MK Simcha Rothman, chairman of the Knesset Constitution, Law and Justice Committee, said such a probe was necessary to ensure the rights of Israeli citizens, and that Baharav-Miara was “hiding something” by opposing the investigation.
In a tweet on Sunday, Rothman wrote, “There must not be people or entities that are immune from criticism and investigation for violating the rights of citizens and suspects.”
The law enforcement community has largely expressed opposition to such an investigation.
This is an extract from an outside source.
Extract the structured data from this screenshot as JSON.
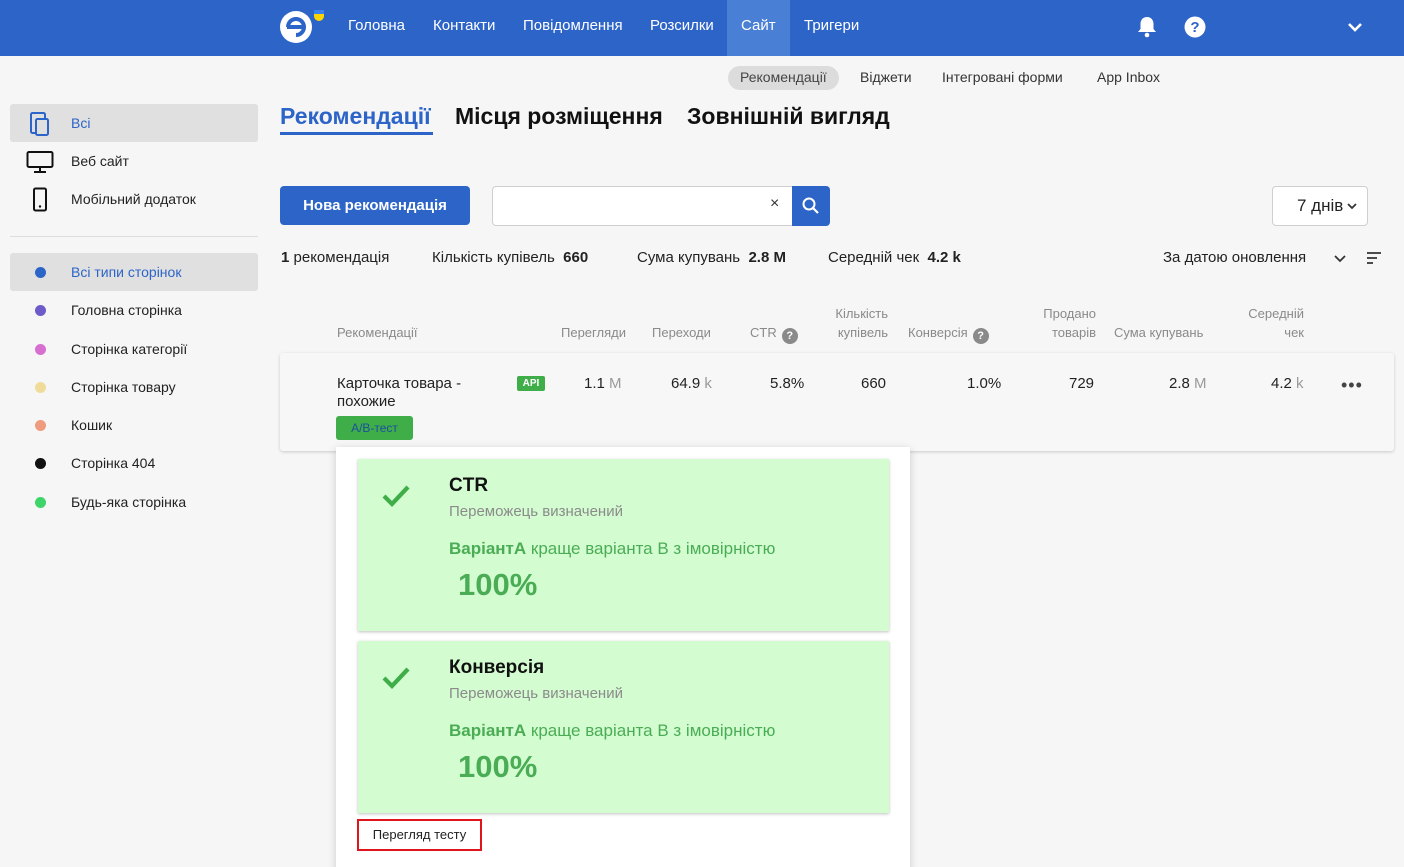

“Police the subject of a committee is the last thing we need in these difficult days and while fighting crime, especially in the Arab community,” a police spokesperson said. “Such a committee will stall the restoration of the technological tools for many more months. The committee will cause a difficult situation in the SIGINT [signals intelligence] division, people will have to hire lawyers,” he added.
The Israel Security Agency (Shin Bet) and the National Security Council have also expressed concerns, saying that “operational secrets” may be exposed as a result of such a probe.
The office of the justice minister said, “The establishment of the committee in no way delays the use of the [spyware] tools. This is a story that was invented as a shameful attempt by police to prevent its establishment. It was specifically agreed that we would not wait for the committee and allow the police to act according to what the attorney general permits according to the law.”
The Police Spokesperson declined to respond to JNS inquiries regarding these issues.